As the country with the largest demand for crude oil in the world, it is also very depU.S. crude oil exportsendent on high-quality and cheap US crude oil. In 207, it imported 80 million barrels of U.S. crude oil, and this year it was the largest buyer of U.S. crude oil in Asia. It even surpassed Canada once and became the largest buyer of American oil in the world.
However, Iran will not give up easily. But as the toughest sanctions in the coming months will come into effect, life in Iran may be difficult. At present, the first shot of this war has been fired: Standard & Poor's Global Platts Energy Consulting S&P
Analysts believe that after the United States withdraws from the comprehensive agreement on the Iranian nuclear issue, it is expected that Iran will work to safeguard its interests in neighboring Iraq and compete with the United States, but it may encounter resistance. Moqtada Sadr, the leader of the Walkers Alliance, who became the biggest winner in the Iraqi National Assembly election last month, does not want Iraq to be reduced to a stage where the United States and Iran compete.
The sharp drop in international oil prices has directly harmed oil export revenues and increased oil production costs for oil-producing countries. Take Saudi Arabia as an example. In the context of Saudi Arabia’s severe fiscal deficit, it was predicted earlier that Brent oil prices would have to rise to at least $65 to balance the fiscal deficit. The current continuous plunge in international oil prices is undoubtedly a further reduction in the economic income of oil-producing countries, affecting the total GDP and growth rate of oil-producing countries.
-0%, when the amount of loss has reached your tolerance limit, you should close the position immediately, even if the market does turn around after 5 minutes, do not tact, because you have removed the risk that the market will continue to deteriorate and the loss will expand indefinitely. Investors in crude oil must formulate investment strategies so that they can control their investments, rather than let them control them.
OPEC said in its latest monthly report that the outlook for the oil market in the second half of this year is highly uncertain, even if the organization's data show that the global sU.S. crude oil exportsurplus has been eliminated. This implies that the outcome of the discussion on easing the production reduction agreement next week is still difficult to say.
However, railway transportation cannot fully bridge the gap between production and transportation. In addition, the railway is only a temporary solution for oil companies before the pipeline transportation is not perfect, so the railway companies are not willing to increase investment to enhance their crude oil transportation capacity. This is one of the reasons why WCS oil prices are under pressure.
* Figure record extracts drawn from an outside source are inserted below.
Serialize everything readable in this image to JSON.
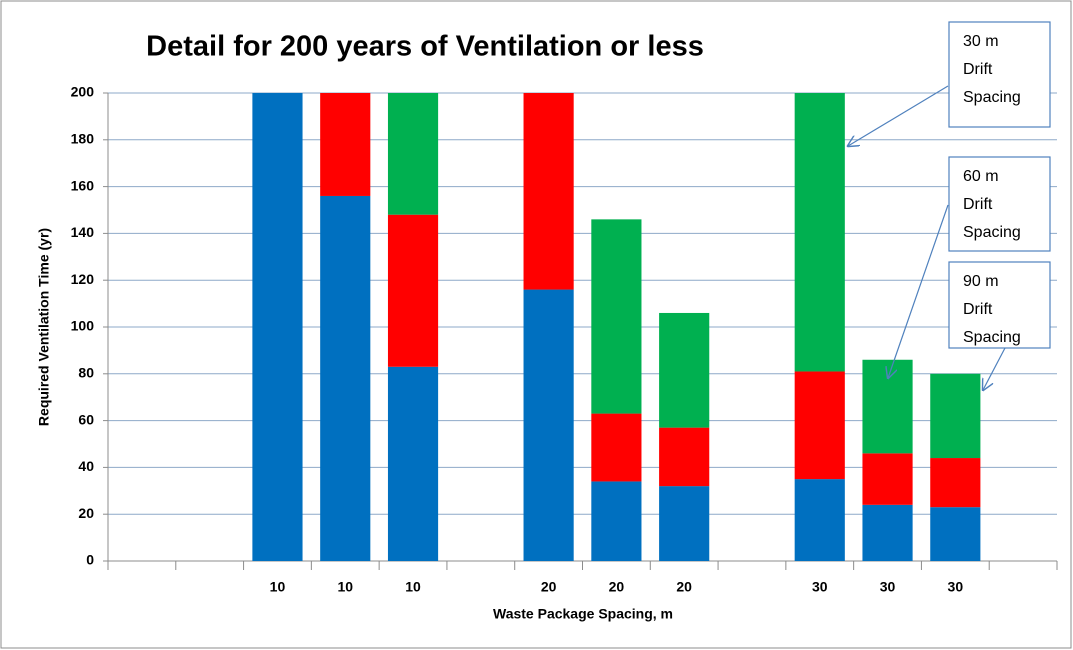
{
  "chart_data": {
    "type": "stacked_bar",
    "title": "Detail for 200 years of Ventilation or less",
    "x_label": "Waste Package Spacing, m",
    "y_label": "Required Ventilation Time (yr)",
    "categories": [
      null,
      null,
      "10",
      "10",
      "10",
      null,
      "20",
      "20",
      "20",
      null,
      "30",
      "30",
      "30",
      null
    ],
    "series": [
      {
        "color": "#0070c0",
        "values": [
          null,
          null,
          200,
          156,
          83,
          null,
          116,
          34,
          32,
          null,
          35,
          24,
          23,
          null
        ]
      },
      {
        "color": "#ff0000",
        "values": [
          null,
          null,
          null,
          44,
          65,
          null,
          84,
          29,
          25,
          null,
          46,
          22,
          21,
          null
        ]
      },
      {
        "color": "#00b050",
        "values": [
          null,
          null,
          null,
          null,
          52,
          null,
          null,
          83,
          49,
          null,
          119,
          40,
          36,
          null
        ]
      }
    ],
    "ylim": [
      0,
      200
    ],
    "yticks": [
      0,
      20,
      40,
      60,
      80,
      100,
      120,
      140,
      160,
      180,
      200
    ],
    "grid": true,
    "annotations": [
      {
        "lines": [
          "30 m",
          "Drift",
          "Spacing"
        ]
      },
      {
        "lines": [
          "60 m",
          "Drift",
          "Spacing"
        ]
      },
      {
        "lines": [
          "90 m",
          "Drift",
          "Spacing"
        ]
      }
    ]
  }
}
In fact, crude oil prices have continued to rise recently, and the Bollinger Band three tracks on the daily chart also maintain a stable and bullish trend, which indicates that the overall trend of crude oil is in an upward channel, but the recent market has shifted from rising to a high level of shock. After the market, the short-term bull momentum has actually been insufficient. The fast and slow lines in the macd indicator of the daily chart have intersected and a dead cross is about to appear. At the same time, the reduction of red kinetic energy also means the disappearance of bull kinetic energy. Kdj's third line has already formed a dead cross down at the overbought position, so this week we must be alert to the correction of the market. The $70 below is the primary support. Due to the lack of news, if the later inventory data fails to bring benefits, then oil prices will usher in a deeper decline.
OilPrice.com, an energy news website, said that for Russian Putin, the production cut agreement is not a tool to raise oil prices, but a lower-than-political tool. So, in fact, Russia does not need excessive oil prices.
Longanecker said: U.S. oil and gas companies spent 8 to 9 billion U.S. dollars on pipelines last year alone. If they purchase materials from countries or regions outside the U.S., the annual material cost will increase by more than 2 billion U.S. dollars.